Congenital nevomelanocytic nevi are present either at birth or within the first few weeks of life. They are distinguished from acquired nevomelanocytic nevi by their larger size, by the lower number of nevi per patient,1 and by their more varied architecture and morphology.2 The incidence in newborns is 0.2% to 2.1%.3 A recent study showed that these nevi tend to follow the lines of Blaschko.4 The "watch and wait" approach is usually adopted for small (less than 1.5 cm) and medium-sized (1.5 to 19.9 cm) nevi.
Giant (greater than 20 cm) congenital nevomelanocytic nevi are of special concern because of their predisposition to the development of melanoma. Furthermore, lesions in the midline in the head and neck may be associated with leptomeningeal melanocytosis, particularly in patients with satellite melanocytic nevi. In this setting, surgical removal of the nevus is indicated. In the absence of leptomeningeal melanosis, prophylactic removal of the lesion is controversial.
The overall risk of a melanoma is low.3 When deciding whether to excise the lesion, cosmetic and psychosocial issues, the potential for malignant transformation, the risk of surgery, and functional outcome must be considered.5 Some experts recommend prophylactic removal of the lesion in toto, with excision into the deep fascia. Other experts recommend superficial excision with regular follow-up. A conservative approach with serial photography of the nevus and follow-up every 6 months for 5 years and every 12 months thereafter has also been advocated.
This patient was reassured of the benign nature of the condition and that no treatment was necessary. However, regular follow-up was recommended.
REFERENCES:
1. Leung AK. Obesity and nevocellular nevi. Br J Clin Pract. 1988;42:172-173.
2. Zaal LH, Mooi WJ, Klip H, et al. Risk of malignant transformation of congenital melanocytic nevi: a retrospective nationwide study from the Netherlands. Plast Reconstr Surg. 2005;116:1902-1909.

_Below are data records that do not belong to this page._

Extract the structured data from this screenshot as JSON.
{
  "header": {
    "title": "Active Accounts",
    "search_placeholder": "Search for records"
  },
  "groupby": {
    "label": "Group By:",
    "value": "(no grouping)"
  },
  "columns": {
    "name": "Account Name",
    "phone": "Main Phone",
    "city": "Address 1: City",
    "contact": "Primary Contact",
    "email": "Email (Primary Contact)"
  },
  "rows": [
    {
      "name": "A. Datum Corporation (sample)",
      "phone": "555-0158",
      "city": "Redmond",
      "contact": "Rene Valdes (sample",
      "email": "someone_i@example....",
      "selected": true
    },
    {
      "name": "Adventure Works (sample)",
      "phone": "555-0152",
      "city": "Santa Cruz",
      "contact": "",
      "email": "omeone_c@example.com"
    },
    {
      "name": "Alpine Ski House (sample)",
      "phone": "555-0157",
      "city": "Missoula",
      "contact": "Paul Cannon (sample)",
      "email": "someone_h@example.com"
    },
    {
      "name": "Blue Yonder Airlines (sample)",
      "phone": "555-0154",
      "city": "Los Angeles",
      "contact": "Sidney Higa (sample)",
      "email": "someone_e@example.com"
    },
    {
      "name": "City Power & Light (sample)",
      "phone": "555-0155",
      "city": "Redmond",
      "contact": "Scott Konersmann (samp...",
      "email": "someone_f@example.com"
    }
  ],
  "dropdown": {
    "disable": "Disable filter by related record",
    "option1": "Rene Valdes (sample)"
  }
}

3. Krengel S, Hauschild A, Schäfer T. Melanoma risk in congenital melanocytic naevi: a systematic review. Br J Dermatol. 2006;155:1-8.
4. Hanayama H, Terashi H, Hashikawa K, et al. Congenital melanocytic nevi and nevus spilus have a tendency to follow the lines of Blaschko: an examination of 200 cases. J Dermatol. 2007;34:159-163.
5. De Raeve LE, Claes A, Ruiter DJ, et al. Distinct phenotypic changes between the superficial and deep component of giant congenital melanocytic naevi: a rationale for curettage. Br J Dermatol. 2006;154:485-492.